Quelle que soit la méthodologie choisie, l’objectif des analyses des risques psychosociaux est de questionner le travailleur sur sa situation de travail et surtout sur les risques psychosociaux auxquels il est confronté. Il s’agira ensuite, pour l’employeur, sur base des résultats obtenus, de prendre des actions pour améliorer le bien-être des travailleurs de manière globale.

Le stress au travail est assurément un défi collectif à relever par les employeurs. Investir dans sa prévention ne peut leur amener que du positif : cela leur évitera de devoir gérer les conséquences désastreuses du stress pour l’organisation  (absentéisme, perte de motivation, conflits, etc.) mais surtout pour les individus qui la composent (burnout, maladie, etc.) et qui forment - faut-il le rappeler ? - leur capital le plus précieux.

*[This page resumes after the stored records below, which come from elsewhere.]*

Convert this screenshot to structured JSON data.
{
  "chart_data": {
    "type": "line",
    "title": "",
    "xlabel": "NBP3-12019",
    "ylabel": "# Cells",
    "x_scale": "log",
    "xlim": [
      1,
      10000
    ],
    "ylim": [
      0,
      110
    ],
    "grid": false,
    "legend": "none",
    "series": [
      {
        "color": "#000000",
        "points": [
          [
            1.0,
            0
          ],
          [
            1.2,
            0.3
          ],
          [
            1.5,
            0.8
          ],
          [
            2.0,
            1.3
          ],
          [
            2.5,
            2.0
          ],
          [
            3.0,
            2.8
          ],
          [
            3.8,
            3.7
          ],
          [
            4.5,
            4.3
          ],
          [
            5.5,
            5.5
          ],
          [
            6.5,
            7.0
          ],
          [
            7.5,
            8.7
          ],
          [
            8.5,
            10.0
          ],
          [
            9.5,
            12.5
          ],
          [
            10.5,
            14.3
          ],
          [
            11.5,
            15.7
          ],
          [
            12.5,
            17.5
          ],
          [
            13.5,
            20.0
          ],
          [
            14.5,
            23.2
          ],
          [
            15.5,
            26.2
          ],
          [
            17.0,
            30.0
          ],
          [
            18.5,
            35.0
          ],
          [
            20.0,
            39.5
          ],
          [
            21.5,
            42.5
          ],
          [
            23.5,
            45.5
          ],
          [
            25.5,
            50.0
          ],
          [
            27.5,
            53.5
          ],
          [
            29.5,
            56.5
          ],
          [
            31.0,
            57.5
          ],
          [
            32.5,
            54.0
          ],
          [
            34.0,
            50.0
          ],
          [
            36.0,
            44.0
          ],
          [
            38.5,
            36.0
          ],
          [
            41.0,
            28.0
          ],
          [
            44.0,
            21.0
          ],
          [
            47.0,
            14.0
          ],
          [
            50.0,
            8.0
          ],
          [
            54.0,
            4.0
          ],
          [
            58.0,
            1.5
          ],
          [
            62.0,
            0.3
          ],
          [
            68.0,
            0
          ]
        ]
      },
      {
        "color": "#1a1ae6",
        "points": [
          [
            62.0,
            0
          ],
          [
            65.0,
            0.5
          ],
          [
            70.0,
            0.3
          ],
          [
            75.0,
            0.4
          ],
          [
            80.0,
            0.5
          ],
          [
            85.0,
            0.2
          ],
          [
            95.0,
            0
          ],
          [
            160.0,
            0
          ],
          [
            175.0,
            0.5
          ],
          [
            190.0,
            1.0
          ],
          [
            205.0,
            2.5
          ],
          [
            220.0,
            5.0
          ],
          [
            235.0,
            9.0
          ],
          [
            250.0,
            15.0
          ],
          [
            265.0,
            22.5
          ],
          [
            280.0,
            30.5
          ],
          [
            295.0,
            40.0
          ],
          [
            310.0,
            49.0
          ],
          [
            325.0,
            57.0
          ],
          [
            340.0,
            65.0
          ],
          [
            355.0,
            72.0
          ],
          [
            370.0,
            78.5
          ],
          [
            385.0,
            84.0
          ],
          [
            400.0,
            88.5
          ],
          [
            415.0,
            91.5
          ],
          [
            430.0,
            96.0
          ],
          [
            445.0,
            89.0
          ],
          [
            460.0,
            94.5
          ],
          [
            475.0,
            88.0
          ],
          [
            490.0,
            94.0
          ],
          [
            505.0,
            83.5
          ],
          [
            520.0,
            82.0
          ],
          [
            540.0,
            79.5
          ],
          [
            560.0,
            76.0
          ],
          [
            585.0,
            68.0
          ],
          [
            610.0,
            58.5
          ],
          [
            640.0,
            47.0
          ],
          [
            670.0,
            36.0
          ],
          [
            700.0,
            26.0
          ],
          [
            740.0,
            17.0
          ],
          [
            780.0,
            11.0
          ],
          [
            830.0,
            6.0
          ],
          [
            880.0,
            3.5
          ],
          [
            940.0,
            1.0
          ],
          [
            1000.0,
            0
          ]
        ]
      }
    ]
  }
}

28 avril, une journée encore trop nécessaire

La Journée mondiale de la sécurité et de la santé au travail a lieu tous les ans, le 28 avril. Chaque année, l’Organisation Internationale du Travail définit un thème. Celui retenu en 2016 est « le stress au travail : un défi collectif ».

Cette journée s’apparente à une campagne internationale destinée à promouvoir dans le monde entier une culture du travail sûr, salubre et décent. Chaque année dans le monde, quelque 2.3 millions de travailleurs perdent la vie pour des raisons liées au travail (soit 5.000 par jour !), 160 millions de nouveaux cas de maladies professionnelles sont signalés et plus de 300 millions de personnes sont victimes d'accidents du travail non mortels. Chaque année aussi, quelque 2800 milliards de dollars sont absorbés par le temps de travail perdu, le coût des traitements, des indemnités versées et de la rééducation suite aux blessures et aux maladies professionnelles.

Des chiffres suffisamment éloquents pour encourager avec force la mise en place de mesures de prévention appropriées et généralisées par rapport à l’ensemble des risques professionnels.

Noëmi PANIZIERI,
Manager du Département psychosocial Cohezio


1 Baromètre biannuel du stress réalisé par le prestataire de services RH Securex.

Cet article est paru dans le Psychologies Magazine du mois d'avril.